I’ve been thinking a lot about what Denise Linn said about identity, it being an external idea that we take on like clothing as small children, behavioral patterns that have imprinted themselves on us and which we then unknowingly re-enact over and over again every day no matter what our age is now. It’s not just the memory or sensation of that experience, it’s the irrational feelings that cookie stamped themselves on us–like feeling helpless and over-responsible at the same time. Or a feeling of dread when we wake up, fearful of what next thing is going to hit the fan. Whatever they are, they are THOUGHTS and emotions that come from those thoughts. And as identity, these thoughts get in the way of our reaching for our true authenticity.

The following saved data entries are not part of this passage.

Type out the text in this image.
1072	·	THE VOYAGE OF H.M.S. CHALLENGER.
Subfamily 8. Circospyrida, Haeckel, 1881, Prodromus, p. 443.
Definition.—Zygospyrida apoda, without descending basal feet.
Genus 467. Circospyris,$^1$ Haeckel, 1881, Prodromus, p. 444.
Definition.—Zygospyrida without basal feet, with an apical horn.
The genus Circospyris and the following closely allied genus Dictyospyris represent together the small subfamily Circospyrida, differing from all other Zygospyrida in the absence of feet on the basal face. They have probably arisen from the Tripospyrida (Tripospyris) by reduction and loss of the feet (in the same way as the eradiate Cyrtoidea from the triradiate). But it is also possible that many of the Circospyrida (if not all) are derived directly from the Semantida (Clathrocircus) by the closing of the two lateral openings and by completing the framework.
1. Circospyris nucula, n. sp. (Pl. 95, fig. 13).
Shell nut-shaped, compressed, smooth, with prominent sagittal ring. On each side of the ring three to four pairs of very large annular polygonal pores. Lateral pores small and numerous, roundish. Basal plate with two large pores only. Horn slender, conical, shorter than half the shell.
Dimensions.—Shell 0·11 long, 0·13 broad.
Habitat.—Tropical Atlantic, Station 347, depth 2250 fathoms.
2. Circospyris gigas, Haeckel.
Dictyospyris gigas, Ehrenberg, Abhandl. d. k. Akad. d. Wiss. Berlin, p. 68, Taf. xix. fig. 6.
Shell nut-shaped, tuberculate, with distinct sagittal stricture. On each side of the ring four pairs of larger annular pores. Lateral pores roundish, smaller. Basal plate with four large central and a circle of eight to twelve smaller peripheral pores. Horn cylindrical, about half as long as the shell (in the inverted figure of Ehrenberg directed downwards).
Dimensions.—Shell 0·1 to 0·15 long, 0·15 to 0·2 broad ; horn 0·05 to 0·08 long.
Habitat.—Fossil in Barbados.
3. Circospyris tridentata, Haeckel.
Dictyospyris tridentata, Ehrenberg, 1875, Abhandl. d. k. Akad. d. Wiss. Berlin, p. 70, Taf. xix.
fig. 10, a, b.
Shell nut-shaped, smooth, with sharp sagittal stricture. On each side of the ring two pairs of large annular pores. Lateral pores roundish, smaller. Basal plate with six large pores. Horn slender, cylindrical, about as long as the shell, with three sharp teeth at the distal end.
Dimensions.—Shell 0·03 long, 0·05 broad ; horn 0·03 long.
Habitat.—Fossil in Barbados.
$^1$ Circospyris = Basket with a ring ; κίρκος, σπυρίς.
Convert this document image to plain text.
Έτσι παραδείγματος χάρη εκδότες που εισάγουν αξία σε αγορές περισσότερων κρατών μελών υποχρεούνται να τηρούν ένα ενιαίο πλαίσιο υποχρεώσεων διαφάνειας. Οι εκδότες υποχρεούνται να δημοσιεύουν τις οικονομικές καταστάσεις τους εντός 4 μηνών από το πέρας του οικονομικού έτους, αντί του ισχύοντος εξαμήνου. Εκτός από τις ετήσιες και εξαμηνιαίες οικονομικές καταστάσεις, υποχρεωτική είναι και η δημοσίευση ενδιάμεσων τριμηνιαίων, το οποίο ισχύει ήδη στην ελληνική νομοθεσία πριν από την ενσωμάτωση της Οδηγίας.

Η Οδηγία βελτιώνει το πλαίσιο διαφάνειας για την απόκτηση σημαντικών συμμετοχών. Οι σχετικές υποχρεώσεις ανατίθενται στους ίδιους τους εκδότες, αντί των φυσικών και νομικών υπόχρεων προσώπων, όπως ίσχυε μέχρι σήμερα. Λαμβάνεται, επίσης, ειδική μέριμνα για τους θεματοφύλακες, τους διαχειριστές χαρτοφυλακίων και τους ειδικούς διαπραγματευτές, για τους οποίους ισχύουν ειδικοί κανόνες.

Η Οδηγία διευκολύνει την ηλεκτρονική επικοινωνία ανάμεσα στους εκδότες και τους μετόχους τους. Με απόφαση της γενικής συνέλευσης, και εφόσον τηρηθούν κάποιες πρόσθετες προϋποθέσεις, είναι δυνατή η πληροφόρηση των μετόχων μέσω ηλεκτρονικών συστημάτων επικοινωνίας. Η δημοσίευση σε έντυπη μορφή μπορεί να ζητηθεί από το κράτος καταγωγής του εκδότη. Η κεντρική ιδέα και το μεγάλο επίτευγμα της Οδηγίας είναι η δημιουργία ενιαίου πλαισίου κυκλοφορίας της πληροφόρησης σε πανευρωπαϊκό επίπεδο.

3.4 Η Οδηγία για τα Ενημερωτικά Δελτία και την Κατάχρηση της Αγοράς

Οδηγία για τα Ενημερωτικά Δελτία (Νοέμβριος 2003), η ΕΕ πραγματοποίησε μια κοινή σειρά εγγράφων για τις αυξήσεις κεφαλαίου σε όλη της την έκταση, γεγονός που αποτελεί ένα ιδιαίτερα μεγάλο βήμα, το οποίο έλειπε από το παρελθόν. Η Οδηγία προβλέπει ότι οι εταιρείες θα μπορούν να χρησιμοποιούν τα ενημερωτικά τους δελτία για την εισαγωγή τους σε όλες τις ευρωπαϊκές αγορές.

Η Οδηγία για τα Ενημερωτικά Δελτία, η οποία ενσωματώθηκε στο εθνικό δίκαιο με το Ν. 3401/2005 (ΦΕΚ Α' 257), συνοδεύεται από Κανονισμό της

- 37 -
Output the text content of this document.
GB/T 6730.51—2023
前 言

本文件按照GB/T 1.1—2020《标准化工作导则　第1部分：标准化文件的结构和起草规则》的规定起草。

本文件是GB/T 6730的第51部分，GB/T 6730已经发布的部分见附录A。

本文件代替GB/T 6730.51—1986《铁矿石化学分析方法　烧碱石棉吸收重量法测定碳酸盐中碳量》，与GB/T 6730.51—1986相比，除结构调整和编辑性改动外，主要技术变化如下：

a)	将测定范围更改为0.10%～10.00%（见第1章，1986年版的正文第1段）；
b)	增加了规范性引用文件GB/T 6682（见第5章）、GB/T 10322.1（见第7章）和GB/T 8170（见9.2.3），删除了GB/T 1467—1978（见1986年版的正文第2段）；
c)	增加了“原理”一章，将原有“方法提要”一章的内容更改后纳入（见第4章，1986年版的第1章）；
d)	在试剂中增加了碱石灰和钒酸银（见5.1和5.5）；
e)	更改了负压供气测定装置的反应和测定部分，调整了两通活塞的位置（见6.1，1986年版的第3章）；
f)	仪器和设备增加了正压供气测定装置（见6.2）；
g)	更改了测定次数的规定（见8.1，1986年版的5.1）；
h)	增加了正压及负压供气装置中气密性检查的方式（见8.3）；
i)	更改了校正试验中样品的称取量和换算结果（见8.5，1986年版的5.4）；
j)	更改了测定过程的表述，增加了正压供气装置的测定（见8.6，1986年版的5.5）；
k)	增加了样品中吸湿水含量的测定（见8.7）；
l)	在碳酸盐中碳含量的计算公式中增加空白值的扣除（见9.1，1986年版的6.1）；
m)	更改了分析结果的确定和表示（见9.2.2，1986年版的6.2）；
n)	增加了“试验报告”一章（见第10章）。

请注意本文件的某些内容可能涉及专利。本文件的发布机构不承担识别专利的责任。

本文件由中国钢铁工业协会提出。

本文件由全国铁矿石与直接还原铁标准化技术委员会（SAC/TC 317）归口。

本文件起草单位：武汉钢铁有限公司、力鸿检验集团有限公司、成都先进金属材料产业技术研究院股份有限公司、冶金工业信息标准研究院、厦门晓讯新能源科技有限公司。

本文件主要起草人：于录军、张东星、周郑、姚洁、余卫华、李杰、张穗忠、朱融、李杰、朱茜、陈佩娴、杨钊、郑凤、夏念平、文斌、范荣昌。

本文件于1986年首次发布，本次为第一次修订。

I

And because they are just thoughts, we can recognize them and do something about how we want to deal with them: let the endless replaying of the taped memory go on and on until we die, falsely believing that we are in control of our lives. Or, hitting a pause button with our finger in the air, and experiencing the silence. Sudden emptiness of not feeling the same old thing all the time. The nothing-ness of feeling anything and at the same time, not feeling beleagured any longer.
Is that why people like Zen? Maybe that’s what living with a bare slate is like. Not having that replay going on and on without our even knowing it. What strikes me is how much time it takes to even think about ourselves in this way. Why is that anyway?
Having had my own share of what-ifs and disappointments, I’ve resolved since my last birthday (you don’t want to know) that I choose every day to do something satisfying, simple as it may be: drinking fresh citrus juice, writing a haiku poem about the red/pink dogwood tree that we planted last week, cleaning the kitchen and putting away the dishes and straightening things on the counter.
I realized also that we are inundated by bad news about tawdry and tragic events that we read about first thing in the morning in the newspaper, listen to on local news, then repeatedly again on national news (maybe two stations worth) and then late at night on the eleven o’clock newscast before we go to bed. That’s at least FIVE times of bad, awful news about things we can’t do anything about directly and bad, awful behavior on the part of people who should know better and who keep grinding their axes regardless. I keep thinking things were more awful before in terms of how people enacted human nature (look at “Game of Thrones” for example which I can’t bear to watch for more than a few minutes.) Or Congress, for that matter.
Anyhow, back to how to survive and live in the midst of all this bad news and horribleness, we still have freedom to live with purpose and dignity each day. It’s different for each of us, that’s for sure. How are you managing with yours?